Migrants react upon arrival to Arguineguin's port, in Gran Canaria, Canary islands. EPA-EFE/Angel Medina G


‘Canary Islands a mess despite what Brussels says,’ migration expert claims


The pressure of illegal migration in the Canary Islands has become “unsustainable”, according to Rubén Pulido, a Spanish ex-military immigration analyst.

In 2023, “more than 140,000 people arrived illegally by sea in the archipelago”, he said on June 26. “In the month of October alone there were 15,000.

“Canary Islands is a mess, despite what Brussels says,” he told Brussels Signal.

Pulido pointed to the UN signing of the so-called “Marrakesh Pact” for “orderly, safe and regular migration” in December 2018.

“The pact was aimed at achieving such migration,” he said, adding “but six years have passed and it is neither orderly, nor safe, nor regular”.

The European Parliament’s Committee on Petitions on June 12 acknowledged in a written answer to a local citizen’s question that “the migratory pressure that Spain is facing at its external borders … [was] due to its geographic position and proximity to Morocco, Western Sahara, Senegal, Mauritania and The Gambia”.

Regarding the role of Brussels in immigration control, Pulido said he was “very sceptical” and referred to relevant data to reinforce his arguments.

“There are more than 300,000 illegals who have entered Spain since 2018 through Ceuta, Melilla and various boats,” he said.

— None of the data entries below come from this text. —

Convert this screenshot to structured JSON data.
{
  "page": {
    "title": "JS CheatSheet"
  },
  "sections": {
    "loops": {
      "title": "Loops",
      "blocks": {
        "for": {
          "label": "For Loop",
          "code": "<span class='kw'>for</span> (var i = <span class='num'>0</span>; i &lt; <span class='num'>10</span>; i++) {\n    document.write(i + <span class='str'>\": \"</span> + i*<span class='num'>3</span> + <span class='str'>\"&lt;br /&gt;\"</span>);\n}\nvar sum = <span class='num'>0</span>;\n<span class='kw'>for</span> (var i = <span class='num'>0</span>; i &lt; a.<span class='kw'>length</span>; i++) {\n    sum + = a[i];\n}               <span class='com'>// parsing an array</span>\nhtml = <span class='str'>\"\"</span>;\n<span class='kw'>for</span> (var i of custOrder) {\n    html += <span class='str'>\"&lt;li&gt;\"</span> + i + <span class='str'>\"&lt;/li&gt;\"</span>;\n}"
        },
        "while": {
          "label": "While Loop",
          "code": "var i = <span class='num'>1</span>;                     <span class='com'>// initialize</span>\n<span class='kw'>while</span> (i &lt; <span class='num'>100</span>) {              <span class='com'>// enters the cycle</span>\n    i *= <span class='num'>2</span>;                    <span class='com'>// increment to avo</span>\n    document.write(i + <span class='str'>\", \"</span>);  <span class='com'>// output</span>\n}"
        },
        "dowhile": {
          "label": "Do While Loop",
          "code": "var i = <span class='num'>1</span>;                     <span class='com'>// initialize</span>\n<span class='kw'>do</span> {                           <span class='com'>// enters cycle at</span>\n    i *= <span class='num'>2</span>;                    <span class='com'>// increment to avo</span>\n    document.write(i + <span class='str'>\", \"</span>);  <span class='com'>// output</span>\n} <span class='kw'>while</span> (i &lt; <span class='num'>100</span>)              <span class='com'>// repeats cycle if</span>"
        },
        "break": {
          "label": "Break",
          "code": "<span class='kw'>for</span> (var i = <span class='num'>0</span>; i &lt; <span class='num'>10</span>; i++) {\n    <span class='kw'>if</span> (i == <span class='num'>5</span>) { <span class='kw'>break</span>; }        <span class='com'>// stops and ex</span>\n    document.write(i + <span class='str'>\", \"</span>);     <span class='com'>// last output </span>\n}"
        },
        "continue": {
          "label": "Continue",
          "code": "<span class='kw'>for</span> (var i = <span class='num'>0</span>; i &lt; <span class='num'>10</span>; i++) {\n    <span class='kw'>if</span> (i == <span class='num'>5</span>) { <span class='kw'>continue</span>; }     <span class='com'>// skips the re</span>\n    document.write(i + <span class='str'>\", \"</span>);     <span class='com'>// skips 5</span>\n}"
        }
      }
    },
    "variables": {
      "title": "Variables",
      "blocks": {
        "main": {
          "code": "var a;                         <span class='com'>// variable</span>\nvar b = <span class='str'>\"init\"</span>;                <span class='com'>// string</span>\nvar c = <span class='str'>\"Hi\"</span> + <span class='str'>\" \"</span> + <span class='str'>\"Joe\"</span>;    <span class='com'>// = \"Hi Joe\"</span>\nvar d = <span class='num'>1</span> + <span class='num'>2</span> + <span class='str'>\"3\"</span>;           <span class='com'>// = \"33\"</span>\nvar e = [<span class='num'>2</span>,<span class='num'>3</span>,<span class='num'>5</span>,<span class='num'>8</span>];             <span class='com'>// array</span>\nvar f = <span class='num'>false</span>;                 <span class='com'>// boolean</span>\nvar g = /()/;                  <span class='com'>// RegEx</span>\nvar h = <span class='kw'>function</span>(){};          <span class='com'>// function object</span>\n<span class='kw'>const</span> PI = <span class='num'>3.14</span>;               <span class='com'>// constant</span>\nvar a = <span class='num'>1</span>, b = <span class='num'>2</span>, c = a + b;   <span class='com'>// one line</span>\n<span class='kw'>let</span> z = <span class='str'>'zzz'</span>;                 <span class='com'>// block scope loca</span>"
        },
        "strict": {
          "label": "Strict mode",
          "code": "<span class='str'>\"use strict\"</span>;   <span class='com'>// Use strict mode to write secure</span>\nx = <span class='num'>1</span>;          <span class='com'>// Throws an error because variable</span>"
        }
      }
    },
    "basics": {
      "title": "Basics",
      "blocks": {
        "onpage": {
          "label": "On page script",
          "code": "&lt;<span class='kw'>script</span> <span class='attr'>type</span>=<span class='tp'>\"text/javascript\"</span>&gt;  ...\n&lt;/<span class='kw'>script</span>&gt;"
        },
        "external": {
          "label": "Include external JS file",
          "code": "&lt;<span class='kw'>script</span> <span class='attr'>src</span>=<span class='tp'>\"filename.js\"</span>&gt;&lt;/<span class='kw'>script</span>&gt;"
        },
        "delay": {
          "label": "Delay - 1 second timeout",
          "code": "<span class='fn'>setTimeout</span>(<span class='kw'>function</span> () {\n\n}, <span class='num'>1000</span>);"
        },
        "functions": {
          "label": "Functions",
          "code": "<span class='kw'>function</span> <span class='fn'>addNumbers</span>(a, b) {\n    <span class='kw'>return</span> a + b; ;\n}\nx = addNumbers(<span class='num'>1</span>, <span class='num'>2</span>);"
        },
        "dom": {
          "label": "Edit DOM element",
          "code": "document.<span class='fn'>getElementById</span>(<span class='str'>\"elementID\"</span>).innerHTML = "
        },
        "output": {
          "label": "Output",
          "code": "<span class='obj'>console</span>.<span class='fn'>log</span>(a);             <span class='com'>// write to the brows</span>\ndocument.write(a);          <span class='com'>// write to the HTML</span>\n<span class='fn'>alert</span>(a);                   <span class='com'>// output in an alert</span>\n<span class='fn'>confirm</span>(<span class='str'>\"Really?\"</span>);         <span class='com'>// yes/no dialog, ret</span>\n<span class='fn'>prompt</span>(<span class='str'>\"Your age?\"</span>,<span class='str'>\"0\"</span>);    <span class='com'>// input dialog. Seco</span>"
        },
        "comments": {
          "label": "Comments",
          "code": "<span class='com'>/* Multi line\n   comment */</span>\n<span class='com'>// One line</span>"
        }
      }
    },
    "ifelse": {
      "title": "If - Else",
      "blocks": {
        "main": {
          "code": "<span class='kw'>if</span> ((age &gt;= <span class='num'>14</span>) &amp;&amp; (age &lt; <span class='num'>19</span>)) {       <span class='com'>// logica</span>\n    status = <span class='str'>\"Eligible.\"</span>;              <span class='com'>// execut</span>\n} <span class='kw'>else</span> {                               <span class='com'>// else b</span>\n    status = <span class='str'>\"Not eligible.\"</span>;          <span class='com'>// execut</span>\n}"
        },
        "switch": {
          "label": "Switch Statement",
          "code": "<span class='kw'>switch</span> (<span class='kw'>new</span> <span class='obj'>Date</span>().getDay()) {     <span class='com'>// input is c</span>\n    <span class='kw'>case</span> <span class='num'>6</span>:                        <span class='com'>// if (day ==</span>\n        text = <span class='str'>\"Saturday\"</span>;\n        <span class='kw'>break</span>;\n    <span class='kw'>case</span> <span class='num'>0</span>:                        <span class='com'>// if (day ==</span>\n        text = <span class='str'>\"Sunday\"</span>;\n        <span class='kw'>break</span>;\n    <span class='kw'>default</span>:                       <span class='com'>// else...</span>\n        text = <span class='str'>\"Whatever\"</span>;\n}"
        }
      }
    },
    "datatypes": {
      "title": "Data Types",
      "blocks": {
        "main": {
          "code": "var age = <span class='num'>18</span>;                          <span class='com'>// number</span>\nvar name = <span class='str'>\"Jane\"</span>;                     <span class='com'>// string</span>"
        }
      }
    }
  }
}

He stated on his X profile that the Spanish Government was moving hundreds of sub-Saharan Africans to the rest of the Peninsula at night, allegedly to “to prevent citizens from noticing”.

“These flights are chartered in agreement with the Ministry of Migration,” he claimed. “There are volunteers from various NGOs such as the Red Cross.”

He added that, “European resilience funds” were being used for that purpose.

“On Wednesday June 26, a plane was chartered at dawn with 178 sub-Saharan Africans, another one will be chartered on the 27th, and 700 illegal immigrants were transferred last week alone,” he claimed.

The Committee on Petitions said the European Border and Coast Guard Agency, known as Frontex, has “193 deployments [missions] alongside the 72 deployments of the EU Asylum Agency”.

Pulido said, according to sources from the Spanish security forces, “the only thing Frontex is doing right now is collecting data, at no time is it actively acting to control migratory flows.

“The statistics collected are sent to Warsaw [the agency’s headquarters] to produce risk reports, but at no point do they talk about how to prevent them.”

The expert also referred to a recent Frontex report: “They say that about 100,000 people are waiting on the coast of Mali to leave for the Canaries”.

The European institutions claim they work “to improve and expand the reception system, including also for addressing the specific challenges raised by the reception of unaccompanied minors”, Pulido stated.

He said, though, that statistics were being manipulated by official bodies. “Of all the immigration that comes in, barely 30 per cent are converted into official asylum applications.


Pulido added that “70 per cent is therefore illegal immigration against which nothing is done either”.

“They do not fall under the reception parameters that are stipulated for refugees.”